Der Autorin gelingt es in der Regel sehr gut, sowohl die zum Teil tragischen Auswirkungen dieser Diskrepanz als auch die komischen Seiten der kulturellen Misverständnisse zu präsentieren. Die beiden Freundeskreise von Dessi alias Daisy sind meiner Meinung nach recht gut dargestellt, natürlich ein wenig überspitzt aber nicht zu sehr. Man könnte sich diese Menschen genau so vorstellen.

Das Cover gefällt mir sehr gut, da es sofort diese zwei Seiten der Hauptprotagonistin aufzeigt - die dunkelhaarige Dessi aus einem Plattenbauviertel, und die blonde Daisy aus der Münchener Innenstadt.

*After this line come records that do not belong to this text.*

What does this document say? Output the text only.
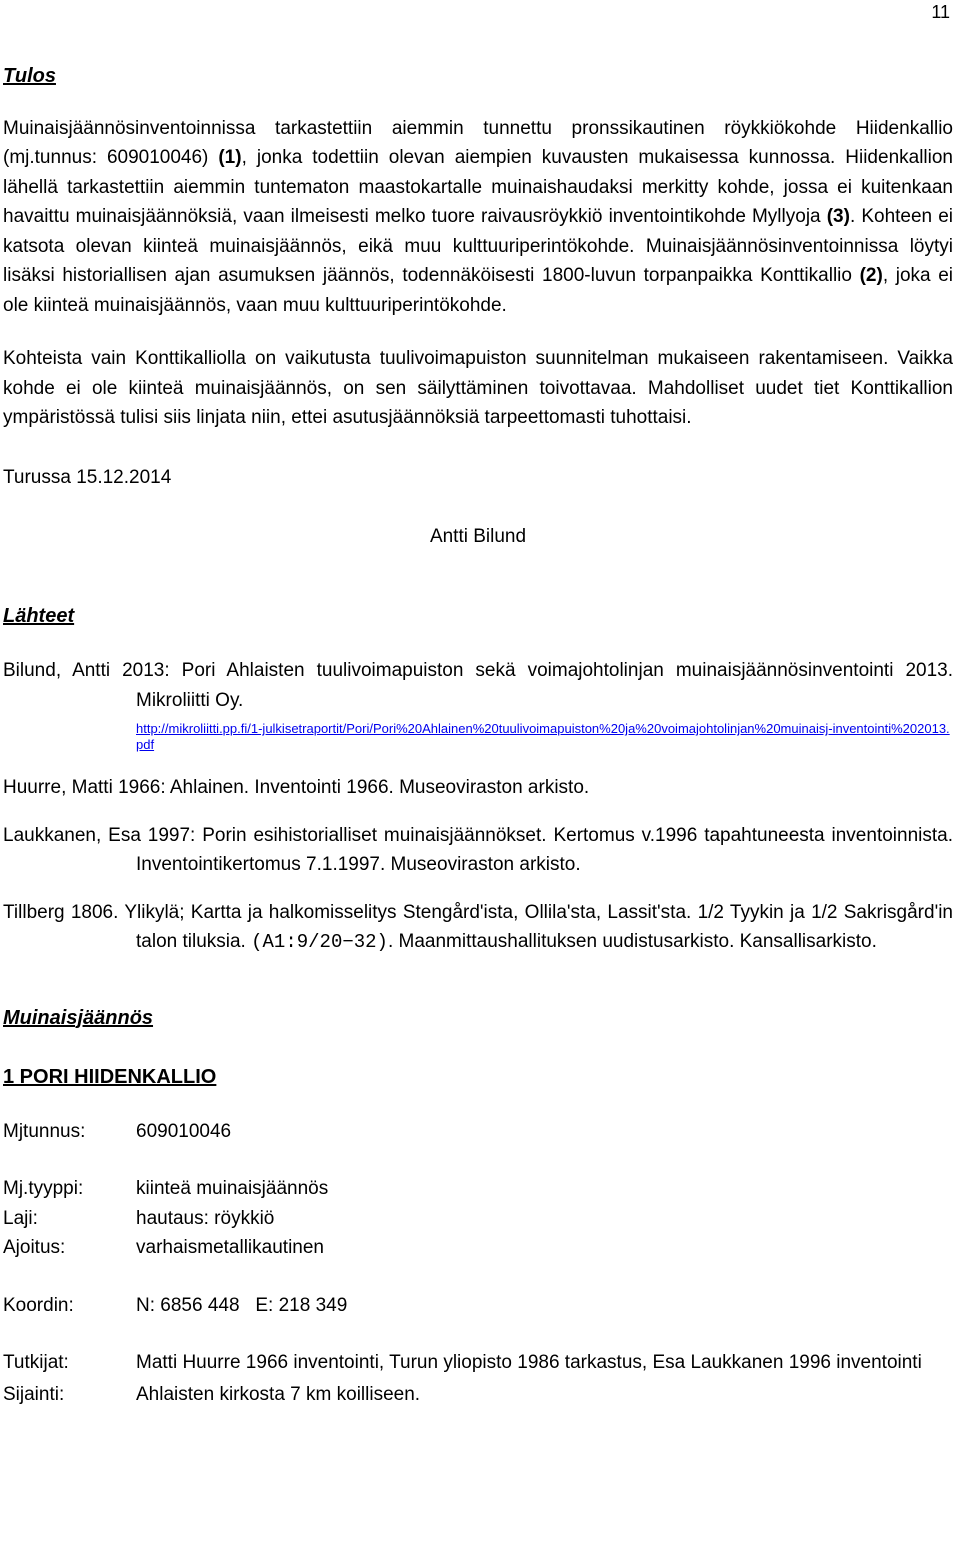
11
Tulos

Muinaisjäännösinventoinnissa tarkastettiin aiemmin tunnettu pronssikautinen röykkiökohde Hiidenkallio (mj.tunnus: 609010046) (1), jonka todettiin olevan aiempien kuvausten mukaisessa kunnossa. Hiidenkallion lähellä tarkastettiin aiemmin tuntematon maastokartalle muinaishaudaksi merkitty kohde, jossa ei kuitenkaan havaittu muinaisjäännöksiä, vaan ilmeisesti melko tuore raivausröykkiö inventointikohde Myllyoja (3). Kohteen ei katsota olevan kiinteä muinaisjäännös, eikä muu kulttuuriperintökohde. Muinaisjäännösinventoinnissa löytyi lisäksi historiallisen ajan asumuksen jäännös, todennäköisesti 1800-luvun torpanpaikka Konttikallio (2), joka ei ole kiinteä muinaisjäännös, vaan muu kulttuuriperintökohde.

Kohteista vain Konttikalliolla on vaikutusta tuulivoimapuiston suunnitelman mukaiseen rakentamiseen. Vaikka kohde ei ole kiinteä muinaisjäännös, on sen säilyttäminen toivottavaa. Mahdolliset uudet tiet Konttikallion ympäristössä tulisi siis linjata niin, ettei asutusjäännöksiä tarpeettomasti tuhottaisi.

Turussa 15.12.2014

Antti Bilund

Lähteet

Bilund, Antti 2013: Pori Ahlaisten tuulivoimapuiston sekä voimajohtolinjan muinaisjäännösinventointi 2013. Mikroliitti Oy.

http://mikroliitti.pp.fi/1-julkisetraportit/Pori/Pori%20Ahlainen%20tuulivoimapuiston%20ja%20voimajohtolinjan%20muinaisj-inventointi%202013.pdf

Huurre, Matti 1966: Ahlainen. Inventointi 1966. Museoviraston arkisto.

Laukkanen, Esa 1997: Porin esihistorialliset muinaisjäännökset. Kertomus v.1996 tapahtuneesta inventoinnista. Inventointikertomus 7.1.1997. Museoviraston arkisto.

Tillberg 1806. Ylikylä; Kartta ja halkomisselitys Stengård'ista, Ollila'sta, Lassit'sta. 1/2 Tyykin ja 1/2 Sakrisgård'in talon tiluksia. (A1:9/20−32). Maanmittaushallituksen uudistusarkisto. Kansallisarkisto.

Muinaisjäännös
1 PORI HIIDENKALLIO
Mjtunnus:	609010046
Mj.tyyppi:	kiinteä muinaisjäännös
Laji:	hautaus: röykkiö
Ajoitus:	varhaismetallikautinen
Koordin:	N: 6856 448   E: 218 349
Tutkijat:	Matti Huurre 1966 inventointi, Turun yliopisto 1986 tarkastus, Esa Laukkanen 1996 inventointi
Sijainti:	Ahlaisten kirkosta 7 km koilliseen.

Einen Stern Abzug gab es von meiner Seite nur deswegen, weil ich mir schwer vorstellen kann, dass es einem Mädchen über Jahre gelingt, die Identität zu tarnen, ohne dass es einem auffällt - denn irgendwie muss sie die Perücke in Ordnung halten, die Flüssigkeit für die Kontaktlinsen regelmäßig nachkaufen, Klamotten waschen... Trotz dieser kleinen Diskrepanz ist es ein sehr gutes Buch, das zum Einen wirklich Spaß macht zu lesen und ich hoffe sehr, dass es viele Jugendliche und Erwachsene aus beiden Welten lesen werden. Am besten sogar in der Schule, denn dann kann man auch besser darüber reden, was man gelesen hat.

Fazit: Eine klare Leseempfehlung für alle, die mehr über "die Anderen" wissen möchten.